Have any plans this weekend? How about heading to one of our nation's great national parks? In celebration of the 100-year-anniversary of the National Park Service, CBS 5 reports that all entry fees have been waived.
The government body oversees 411 national parks, recreation areas, and various moments, and as the Chronicle reminds us was officially created by President Woodrow Wilson on August 25, 1916.
Notably, California's Yosemite Valley, one of the crown jewels of the park system, was actually designated as a space to be “used and preserved for the benefit of mankind" way back in 1864 by a California senator.

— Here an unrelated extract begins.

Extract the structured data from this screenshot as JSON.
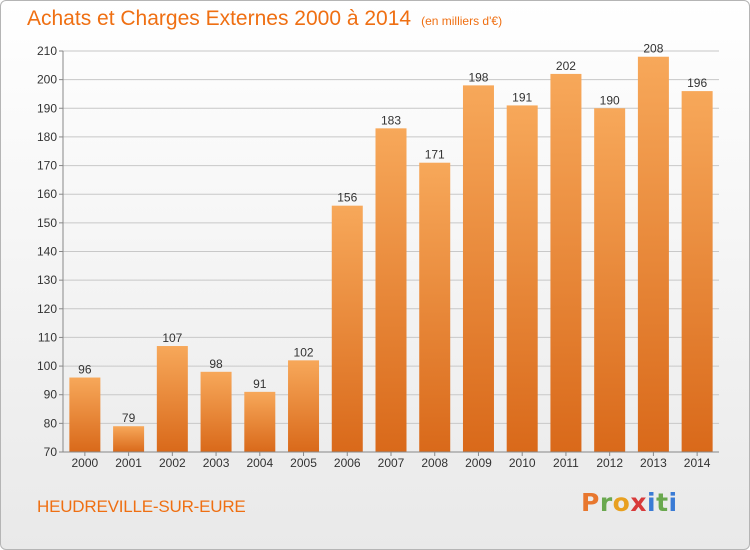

It was only later transferred to federal control in 1890.
The NPS manages roughly 131,000 square miles of land in the US, and a chunk of that is right here in the Bay Area. Bay City News makes note of 10 national park locations nearby, and highlights places like the Golden Gate National Recreation Area, the Rosie the Riveter/WWII Home Front National Historic Park, and the Eugene O’Neill National Historic Site.
For those of you homebound, Google has created a pretty amazing virtual tour of five national parks: Kenai Fjords National Park, Hawai'i Volcanoes National Park, Carlsbad Caverns National Park, Bryce Canyon National Park, and Dry Tortugas National Park (check out the below embedded video). And you can always check out this collection of photos, and follow the NPS's excellent Instagram.
So if you can't quite get away from your desk to celebrate the National Park Service this weekend, you can at least bring a bit of the parks to you.
Happy 100th birthday, National Parks Service. You sure do look good for your age.